I began this journey when I was a teenager by attending a conversation series intending to end racism within marginalized communities. The conversations were facilitated by the National Coordinator of Human Rights in Lima-Peru, a space and movement that watered the seeds of justice in me. This opportunity gave me tools to examine injustice from a critical place and inspired me to take action in my community. This experience allowed me to step back and reflect on my reality, the reality of my peers, and provided a space to discuss ways to address the injustice we were living. Without this opportunity, we wouldn’t have had the time or ability to engage in these conversations as we were trying to survive.  This opportunity changed my life and gave me a collective sense of identity and purpose with other young people who were also facing oppression, while questioning racism and violence in the same way.

Expressive Arts Therapy

It has taken me a lifetime to realize that arts and creativity occupied a sacred place in the day-to-day life of my community. My culture is filled with daily and communal land-based rituals, and through migration, that space was left empty and I was filled with deep longing, confusion and emptiness. At some point in my life as a settler in these lands, I re-encountered the arts in my healing journey.  I decided to train as an Expressive Arts Therapist because the arts can witness, fill a void and be a creative force to give us an opportunity to reinvent ourselves, unlearn, learn and relearn in a playful yet profound and transformational way.

Gender inequity persists

We live in constant crisis; we are too busy or too exhausted to look into why women and some people continue complaining about injustice. A lot of people like to believe that gender violence and inequity is not a problem anymore, even more so in the so-called developed world. Unfortunately, gender inequity persists and we need to acknowledge it. This is one of the most important steps to take as a society in order to eradicate it.
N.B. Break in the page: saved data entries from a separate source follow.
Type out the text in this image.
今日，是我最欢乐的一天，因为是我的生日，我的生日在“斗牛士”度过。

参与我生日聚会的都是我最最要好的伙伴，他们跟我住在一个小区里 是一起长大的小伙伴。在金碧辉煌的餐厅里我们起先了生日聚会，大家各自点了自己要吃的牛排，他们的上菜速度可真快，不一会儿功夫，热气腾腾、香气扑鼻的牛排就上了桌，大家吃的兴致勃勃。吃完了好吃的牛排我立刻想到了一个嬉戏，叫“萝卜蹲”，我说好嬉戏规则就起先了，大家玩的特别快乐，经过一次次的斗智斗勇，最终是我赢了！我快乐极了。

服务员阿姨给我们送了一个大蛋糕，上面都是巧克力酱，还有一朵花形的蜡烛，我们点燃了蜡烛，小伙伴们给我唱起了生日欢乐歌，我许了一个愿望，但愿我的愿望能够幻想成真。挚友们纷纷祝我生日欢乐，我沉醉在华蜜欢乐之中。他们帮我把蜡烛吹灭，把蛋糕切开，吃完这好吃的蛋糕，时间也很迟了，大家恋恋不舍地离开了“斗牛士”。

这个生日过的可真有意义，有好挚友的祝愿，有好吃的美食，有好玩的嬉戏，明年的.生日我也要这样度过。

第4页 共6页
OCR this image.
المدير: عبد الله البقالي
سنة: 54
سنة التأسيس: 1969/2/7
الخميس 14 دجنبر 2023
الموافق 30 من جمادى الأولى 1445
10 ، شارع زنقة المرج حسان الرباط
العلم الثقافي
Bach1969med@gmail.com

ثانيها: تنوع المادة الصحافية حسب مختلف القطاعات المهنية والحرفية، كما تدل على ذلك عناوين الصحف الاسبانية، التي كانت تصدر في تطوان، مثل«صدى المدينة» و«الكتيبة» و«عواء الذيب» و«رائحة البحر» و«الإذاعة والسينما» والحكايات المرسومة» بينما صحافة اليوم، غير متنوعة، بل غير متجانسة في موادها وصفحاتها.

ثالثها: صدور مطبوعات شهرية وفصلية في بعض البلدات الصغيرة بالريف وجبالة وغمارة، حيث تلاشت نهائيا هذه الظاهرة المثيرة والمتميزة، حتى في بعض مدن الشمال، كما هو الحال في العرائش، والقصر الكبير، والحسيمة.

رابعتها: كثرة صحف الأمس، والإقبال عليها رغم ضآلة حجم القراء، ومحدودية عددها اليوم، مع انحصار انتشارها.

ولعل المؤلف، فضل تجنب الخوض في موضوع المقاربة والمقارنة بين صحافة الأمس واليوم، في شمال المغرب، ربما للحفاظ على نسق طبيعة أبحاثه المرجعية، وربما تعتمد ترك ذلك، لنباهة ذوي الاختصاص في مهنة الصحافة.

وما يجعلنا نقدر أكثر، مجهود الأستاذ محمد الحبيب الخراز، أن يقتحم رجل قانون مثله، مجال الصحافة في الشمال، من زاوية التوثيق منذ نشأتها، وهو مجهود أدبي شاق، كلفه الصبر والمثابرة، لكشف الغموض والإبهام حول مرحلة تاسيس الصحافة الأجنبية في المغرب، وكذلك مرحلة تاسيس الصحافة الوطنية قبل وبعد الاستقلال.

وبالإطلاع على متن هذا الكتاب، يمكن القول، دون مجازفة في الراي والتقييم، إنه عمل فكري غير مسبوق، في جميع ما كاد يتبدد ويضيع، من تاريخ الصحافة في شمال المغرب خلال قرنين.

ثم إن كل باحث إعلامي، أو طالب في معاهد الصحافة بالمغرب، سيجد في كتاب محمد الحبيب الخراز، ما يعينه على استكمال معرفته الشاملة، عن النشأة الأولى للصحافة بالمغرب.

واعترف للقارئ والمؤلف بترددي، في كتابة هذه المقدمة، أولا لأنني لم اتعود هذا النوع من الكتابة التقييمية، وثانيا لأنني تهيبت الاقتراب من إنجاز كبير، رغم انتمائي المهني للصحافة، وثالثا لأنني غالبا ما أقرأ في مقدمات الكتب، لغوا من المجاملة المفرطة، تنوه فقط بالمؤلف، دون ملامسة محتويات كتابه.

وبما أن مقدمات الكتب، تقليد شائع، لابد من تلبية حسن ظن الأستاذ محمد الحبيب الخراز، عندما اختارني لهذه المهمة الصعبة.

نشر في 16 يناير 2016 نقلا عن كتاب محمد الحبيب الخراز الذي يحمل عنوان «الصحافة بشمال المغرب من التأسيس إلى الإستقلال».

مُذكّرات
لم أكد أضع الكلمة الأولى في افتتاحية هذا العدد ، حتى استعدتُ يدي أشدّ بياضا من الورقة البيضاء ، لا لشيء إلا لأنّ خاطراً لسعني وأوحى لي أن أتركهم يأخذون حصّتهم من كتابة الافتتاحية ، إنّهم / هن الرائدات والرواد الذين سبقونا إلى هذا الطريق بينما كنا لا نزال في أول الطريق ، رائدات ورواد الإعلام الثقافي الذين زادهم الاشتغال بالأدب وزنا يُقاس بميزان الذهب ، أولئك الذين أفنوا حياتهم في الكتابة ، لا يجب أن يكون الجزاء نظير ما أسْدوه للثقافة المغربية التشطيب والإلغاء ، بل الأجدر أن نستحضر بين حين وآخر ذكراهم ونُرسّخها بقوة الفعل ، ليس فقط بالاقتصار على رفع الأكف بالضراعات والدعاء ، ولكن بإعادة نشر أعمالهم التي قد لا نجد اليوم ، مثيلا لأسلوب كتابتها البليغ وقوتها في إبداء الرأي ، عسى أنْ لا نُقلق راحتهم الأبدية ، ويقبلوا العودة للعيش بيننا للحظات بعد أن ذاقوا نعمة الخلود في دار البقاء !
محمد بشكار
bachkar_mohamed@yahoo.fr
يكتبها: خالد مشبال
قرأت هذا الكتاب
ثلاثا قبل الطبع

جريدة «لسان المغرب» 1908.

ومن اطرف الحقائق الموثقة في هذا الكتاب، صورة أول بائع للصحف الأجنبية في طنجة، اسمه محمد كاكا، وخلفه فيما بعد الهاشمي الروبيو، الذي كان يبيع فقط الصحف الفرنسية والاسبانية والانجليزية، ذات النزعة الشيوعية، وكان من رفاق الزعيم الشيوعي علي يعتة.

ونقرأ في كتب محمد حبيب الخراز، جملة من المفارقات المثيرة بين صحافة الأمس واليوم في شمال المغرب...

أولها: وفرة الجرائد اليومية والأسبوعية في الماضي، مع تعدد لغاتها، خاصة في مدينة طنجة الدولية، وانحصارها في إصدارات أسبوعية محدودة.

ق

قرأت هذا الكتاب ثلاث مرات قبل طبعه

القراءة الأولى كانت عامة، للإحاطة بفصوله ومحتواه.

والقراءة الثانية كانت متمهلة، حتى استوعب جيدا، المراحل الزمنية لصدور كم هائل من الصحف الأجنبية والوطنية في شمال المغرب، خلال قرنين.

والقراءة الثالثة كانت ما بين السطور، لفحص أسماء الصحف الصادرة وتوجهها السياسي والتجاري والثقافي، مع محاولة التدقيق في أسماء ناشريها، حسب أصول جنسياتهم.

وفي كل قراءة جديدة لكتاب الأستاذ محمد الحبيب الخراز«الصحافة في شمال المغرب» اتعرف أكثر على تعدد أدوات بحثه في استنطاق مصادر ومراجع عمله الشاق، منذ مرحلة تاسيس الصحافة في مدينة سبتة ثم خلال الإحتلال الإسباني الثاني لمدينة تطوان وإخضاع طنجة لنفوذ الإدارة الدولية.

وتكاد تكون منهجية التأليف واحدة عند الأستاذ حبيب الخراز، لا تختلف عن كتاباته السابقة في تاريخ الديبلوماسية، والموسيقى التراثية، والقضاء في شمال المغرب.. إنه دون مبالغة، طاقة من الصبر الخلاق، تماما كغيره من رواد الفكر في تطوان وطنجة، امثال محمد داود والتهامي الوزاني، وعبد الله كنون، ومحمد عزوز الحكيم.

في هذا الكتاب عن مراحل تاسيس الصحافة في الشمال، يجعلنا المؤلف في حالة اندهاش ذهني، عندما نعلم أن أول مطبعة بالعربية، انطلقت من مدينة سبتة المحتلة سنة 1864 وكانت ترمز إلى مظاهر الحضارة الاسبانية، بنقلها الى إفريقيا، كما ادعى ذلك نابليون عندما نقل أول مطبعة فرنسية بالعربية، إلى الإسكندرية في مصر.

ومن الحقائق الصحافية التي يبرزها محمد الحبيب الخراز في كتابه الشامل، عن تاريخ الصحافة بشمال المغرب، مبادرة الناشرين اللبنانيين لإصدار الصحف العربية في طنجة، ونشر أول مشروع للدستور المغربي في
I am profoundly grateful for the opportunity to have worked alongside folks at the SASC.  I have connected to hundreds of students and members of the UBC community, and I had the honor to witness and hear stories of outstanding resilience. I like to think of the SASC as a sacred place, in its autonomy and fierceness. Our team is dedicated to witness and listen, we are committed to hold up survivor’s voices as if it was our very own. Survivors need to be heard and they need to be lifted by society. My life journey took me to the SASC and it was at the right time and place to learn, grow and continue to contribute in a way that I was able to use all of my skills, head, heart and hands to advocate for the work I believe in.